Les spécialistes de l'éducation suggèrent que les enfants ukrainiens rejoignent les classes ordinaires des écoles allemandes dès que possible. Crédit : Lisi Niesner/REUTERS
Les spécialistes de l'éducation suggèrent que les enfants ukrainiens rejoignent les classes ordinaires des écoles allemandes dès que possible. Crédit : Lisi Niesner/REUTERS

La manière dont les enfants réfugiés sont scolarisés en Allemagne dépend de leur lieu de résidence. Et cela peut avoir de lourdes conséquences.

L’Ukrainienne Anna Bobrakova a de quoi se réjouir. "Maman, tu peux être fière de moi, je n'ai eu presque que des 1 à l’école", se félicite l’un de se fils. En Allemagne, le 1 est l’équivalent d’un 20 sur 20, soit la meilleure note possible. Anna Bobrakova a deux fils, de 15 et 12 ans, qui fréquentent actuellement un lycée de Berlin. Ils suivent des cours dans des "classes d'accueil", qui sont destinés à ceux qui ne maîtrisent pas encore l’allemand. 

Selon Anna Bobrakova, qui a fui l'Ukraine avec ses enfants au début de l'invasion russe, le système fonctionne bien. "Je n'ai pas encore eu à lui demander de faire des efforts", dit-elle de son fils cadet. "Il aime aller à l'école tous les jours." Son frère n'est pas toujours aussi enthousiaste, même s'il a de très bonnes notes. "Je dis souvent à mes enfants que s'ils ne se donnent pas de mal à l'école allemande, nous devrons retourner en Ukraine. Cela aide."
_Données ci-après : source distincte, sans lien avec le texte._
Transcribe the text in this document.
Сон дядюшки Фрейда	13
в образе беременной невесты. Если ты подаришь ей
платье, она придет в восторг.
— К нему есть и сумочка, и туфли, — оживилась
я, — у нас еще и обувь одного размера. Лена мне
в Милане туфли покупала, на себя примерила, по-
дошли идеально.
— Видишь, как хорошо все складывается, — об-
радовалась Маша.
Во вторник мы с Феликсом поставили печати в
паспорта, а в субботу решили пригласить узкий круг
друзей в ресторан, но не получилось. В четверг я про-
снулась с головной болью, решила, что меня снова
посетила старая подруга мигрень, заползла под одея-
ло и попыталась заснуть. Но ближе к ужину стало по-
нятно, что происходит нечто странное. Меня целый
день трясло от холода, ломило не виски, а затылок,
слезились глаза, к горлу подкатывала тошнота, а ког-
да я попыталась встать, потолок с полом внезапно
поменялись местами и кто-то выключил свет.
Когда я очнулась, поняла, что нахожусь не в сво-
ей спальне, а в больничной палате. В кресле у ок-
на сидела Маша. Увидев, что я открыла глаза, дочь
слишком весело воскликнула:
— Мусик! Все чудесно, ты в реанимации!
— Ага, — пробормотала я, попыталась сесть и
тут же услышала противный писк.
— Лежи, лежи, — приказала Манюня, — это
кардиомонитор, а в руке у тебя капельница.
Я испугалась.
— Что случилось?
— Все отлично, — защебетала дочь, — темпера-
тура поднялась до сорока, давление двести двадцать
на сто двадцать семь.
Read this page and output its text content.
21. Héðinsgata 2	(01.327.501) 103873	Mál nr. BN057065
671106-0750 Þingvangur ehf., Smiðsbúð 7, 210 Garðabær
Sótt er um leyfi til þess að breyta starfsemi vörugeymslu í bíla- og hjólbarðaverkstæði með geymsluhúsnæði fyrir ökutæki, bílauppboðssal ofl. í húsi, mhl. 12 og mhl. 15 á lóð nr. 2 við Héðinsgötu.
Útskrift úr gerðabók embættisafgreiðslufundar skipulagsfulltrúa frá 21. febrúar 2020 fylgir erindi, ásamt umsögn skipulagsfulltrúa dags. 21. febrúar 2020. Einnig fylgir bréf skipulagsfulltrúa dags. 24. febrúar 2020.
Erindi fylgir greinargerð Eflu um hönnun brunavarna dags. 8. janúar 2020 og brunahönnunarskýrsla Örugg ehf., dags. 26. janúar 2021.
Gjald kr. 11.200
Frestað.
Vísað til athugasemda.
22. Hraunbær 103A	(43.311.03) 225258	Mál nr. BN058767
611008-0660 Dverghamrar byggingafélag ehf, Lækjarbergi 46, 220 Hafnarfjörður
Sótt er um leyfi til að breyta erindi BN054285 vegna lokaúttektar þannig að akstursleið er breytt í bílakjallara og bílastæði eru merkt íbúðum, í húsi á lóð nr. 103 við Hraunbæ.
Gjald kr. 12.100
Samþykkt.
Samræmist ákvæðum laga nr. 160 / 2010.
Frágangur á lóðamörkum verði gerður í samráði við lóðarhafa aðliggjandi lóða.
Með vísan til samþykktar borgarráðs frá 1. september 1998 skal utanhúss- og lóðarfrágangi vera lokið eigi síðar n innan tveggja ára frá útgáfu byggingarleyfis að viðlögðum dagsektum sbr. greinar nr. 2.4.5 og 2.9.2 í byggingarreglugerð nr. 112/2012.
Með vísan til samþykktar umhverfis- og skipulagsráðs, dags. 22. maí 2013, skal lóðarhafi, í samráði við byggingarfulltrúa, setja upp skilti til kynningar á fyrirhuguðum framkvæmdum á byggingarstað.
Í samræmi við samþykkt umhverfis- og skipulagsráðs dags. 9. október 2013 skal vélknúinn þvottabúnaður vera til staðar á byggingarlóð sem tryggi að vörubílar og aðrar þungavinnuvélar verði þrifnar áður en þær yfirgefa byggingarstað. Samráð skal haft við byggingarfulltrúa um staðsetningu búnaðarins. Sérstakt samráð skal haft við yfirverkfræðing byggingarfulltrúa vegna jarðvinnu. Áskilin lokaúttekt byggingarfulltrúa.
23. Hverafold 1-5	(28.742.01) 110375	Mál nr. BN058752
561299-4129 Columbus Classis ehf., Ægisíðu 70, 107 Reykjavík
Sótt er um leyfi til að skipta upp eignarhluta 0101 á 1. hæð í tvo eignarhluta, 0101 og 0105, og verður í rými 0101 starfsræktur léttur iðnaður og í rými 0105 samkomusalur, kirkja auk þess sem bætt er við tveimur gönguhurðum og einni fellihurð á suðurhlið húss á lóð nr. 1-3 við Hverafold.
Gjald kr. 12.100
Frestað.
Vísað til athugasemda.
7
Un nombre croissant d'Ukrainiens veulent rester

Après neuf mois à Berlin, les deux adolescents ne veulent plus retourner en Ukraine. Et ils ne sont pas les seuls. "Nous savons que 50% des réfugiés de guerre veulent désormais rester en Allemagne", explique Natalia Roesler, du BBT, un réseau allemand de parents de migrants. 

Les réfugiés ukrainiens en Allemagne ont droit à une "protection temporaire". Leur statut de résident est initialement valable un an, mais peut facilement être prolongé deux fois de six mois.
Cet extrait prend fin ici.